Sin entrar en el debate sobre si podemos resignificar determinados símbolos, colores o fechas (bueno, sí, entro, no lo veo nada, todo eso está demasiado empapado de sangre que aún sigue fresca), sí pienso que la izquierda no debe renunciar a la identidad española ni a elementos culturales constitutivos de la misma que no pueden ser monopolio de la derecha, y que a su vez, debe reconocer y reivindicar otros que hasta ahora no parecían encarnar lo español.

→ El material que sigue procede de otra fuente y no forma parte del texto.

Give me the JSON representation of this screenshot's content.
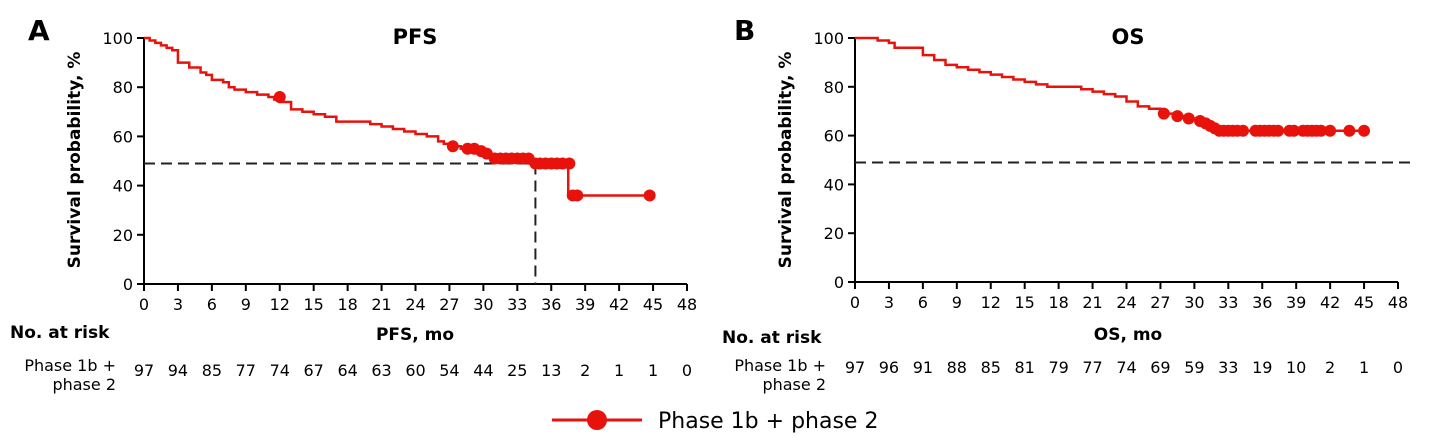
{
  "colors": {
    "series": "#e8120c",
    "axis": "#000000",
    "reference": "#222222"
  },
  "legend": {
    "label": "Phase 1b + phase 2",
    "icon": "line-with-circle-marker"
  },
  "chart_data": [
    {
      "type": "line",
      "subtype": "kaplan-meier step",
      "panel_letter": "A",
      "title": "PFS",
      "xlabel": "PFS, mo",
      "ylabel": "Survival probability, %",
      "xlim": [
        0,
        48
      ],
      "ylim": [
        0,
        100
      ],
      "xticks": [
        "0",
        "3",
        "6",
        "9",
        "12",
        "15",
        "18",
        "21",
        "24",
        "27",
        "30",
        "33",
        "36",
        "39",
        "42",
        "45",
        "48"
      ],
      "yticks": [
        "0",
        "20",
        "40",
        "60",
        "80",
        "100"
      ],
      "grid": false,
      "series": [
        {
          "name": "Phase 1b + phase 2",
          "x": [
            0,
            0.5,
            1,
            1.5,
            2,
            2.5,
            3,
            4,
            5,
            5.5,
            6,
            7,
            7.5,
            8,
            9,
            10,
            11,
            11.5,
            12,
            13,
            14,
            15,
            16,
            17,
            18,
            20,
            21,
            22,
            23,
            24,
            25,
            26,
            26.5,
            27,
            28,
            29,
            29.5,
            30,
            31,
            32,
            33,
            34,
            34.5,
            37.5,
            38,
            44.7
          ],
          "y": [
            100,
            99,
            98,
            97,
            96,
            95,
            90,
            88,
            86,
            85,
            83,
            82,
            80,
            79,
            78,
            77,
            76,
            75,
            74,
            71,
            70,
            69,
            68,
            66,
            66,
            65,
            64,
            63,
            62,
            61,
            60,
            58,
            57,
            56,
            55,
            54,
            53,
            52,
            51,
            51,
            51,
            49,
            49,
            36,
            36,
            36
          ],
          "censor_x": [
            12,
            27.3,
            28.6,
            29.2,
            29.8,
            30.3,
            31,
            31.5,
            32,
            32.5,
            33,
            33.5,
            34,
            34.6,
            35,
            35.5,
            36,
            36.5,
            37,
            37.6,
            37.9,
            38.3,
            44.7
          ],
          "censor_y": [
            76,
            56,
            55,
            55,
            54,
            53,
            51,
            51,
            51,
            51,
            51,
            51,
            51,
            49,
            49,
            49,
            49,
            49,
            49,
            49,
            36,
            36,
            36
          ]
        }
      ],
      "median_line": {
        "y": 49,
        "x": 34.6
      },
      "at_risk": {
        "header": "No. at risk",
        "label_line1": "Phase 1b +",
        "label_line2": "phase 2",
        "values": [
          "97",
          "94",
          "85",
          "77",
          "74",
          "67",
          "64",
          "63",
          "60",
          "54",
          "44",
          "25",
          "13",
          "2",
          "1",
          "1",
          "0"
        ]
      }
    },
    {
      "type": "line",
      "subtype": "kaplan-meier step",
      "panel_letter": "B",
      "title": "OS",
      "xlabel": "OS, mo",
      "ylabel": "Survival probability, %",
      "xlim": [
        0,
        48
      ],
      "ylim": [
        0,
        100
      ],
      "xticks": [
        "0",
        "3",
        "6",
        "9",
        "12",
        "15",
        "18",
        "21",
        "24",
        "27",
        "30",
        "33",
        "36",
        "39",
        "42",
        "45",
        "48"
      ],
      "yticks": [
        "0",
        "20",
        "40",
        "60",
        "80",
        "100"
      ],
      "grid": false,
      "series": [
        {
          "name": "Phase 1b + phase 2",
          "x": [
            0,
            2,
            3,
            3.5,
            6,
            7,
            8,
            9,
            10,
            11,
            12,
            13,
            14,
            15,
            16,
            17,
            18,
            20,
            21,
            22,
            23,
            24,
            25,
            26,
            27,
            27.5,
            28.5,
            29.5,
            30.5,
            31,
            31.5,
            32,
            32.5,
            45
          ],
          "y": [
            100,
            99,
            98,
            96,
            93,
            91,
            89,
            88,
            87,
            86,
            85,
            84,
            83,
            82,
            81,
            80,
            80,
            79,
            78,
            77,
            76,
            74,
            72,
            71,
            70,
            69,
            68,
            67,
            66,
            65,
            64,
            63,
            62,
            62
          ],
          "censor_x": [
            27.3,
            28.5,
            29.5,
            30.5,
            31,
            31.4,
            31.8,
            32.2,
            32.6,
            33,
            33.4,
            33.8,
            34.3,
            35.4,
            35.8,
            36.2,
            36.6,
            37,
            37.4,
            38.4,
            38.8,
            39.6,
            40,
            40.4,
            40.8,
            41.2,
            42,
            43.7,
            45
          ],
          "censor_y": [
            69,
            68,
            67,
            66,
            65,
            64,
            63,
            62,
            62,
            62,
            62,
            62,
            62,
            62,
            62,
            62,
            62,
            62,
            62,
            62,
            62,
            62,
            62,
            62,
            62,
            62,
            62,
            62,
            62
          ]
        }
      ],
      "reference_line": {
        "y": 49
      },
      "at_risk": {
        "header": "No. at risk",
        "label_line1": "Phase 1b +",
        "label_line2": "phase 2",
        "values": [
          "97",
          "96",
          "91",
          "88",
          "85",
          "81",
          "79",
          "77",
          "74",
          "69",
          "59",
          "33",
          "19",
          "10",
          "2",
          "1",
          "0"
        ]
      }
    }
  ]
}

Hay materia prima de sobra para construir una identidad española de la que sentirse orgullosa, que poder reivindicar y en la que arrebujarse cómodamente. Quizá, se debería mirar menos a "esa España inferior que ora y embiste", a ese "país de la patraña/ de trapicheros, pelotazos y demás" y reivindicar nuestra propia charanga y pandereta, nuestras castañuelas (toros no) y verbenas para esa "otra España [que] nace". Es muy cómodo levantarse, tuitear "nada que celebrar" y seguir hasta el año que viene mascullando "qué asco de país", pero qué emocionante sería currárselo hasta llegar a un punto en el que no fuera irónico el "hablo de España y me lleno de emoción" de Ska-p. España no tiene que ser Nacho Cano y los delirios colonialistas de Ayuso, puede ser descolonización (también cultural, que anda un pelín pendiente, eh), antirracismo y resistencia indígena y afrodescendiente, memoria y solidaridad entre los pueblos. España no es solo Tamara Falcó, son también las leyes del aborto y del "solo sí es sí". No es Amancio Ortega, sino el Sindicato de Inquilinas y la PAH. No es el "semen de fuerza" (puag) de Ortega Cano, es el 8M. No es Vamos a volver al 36 sino Despechá. O podría serlo, porque todo eso ya existe, pongámonos a ello.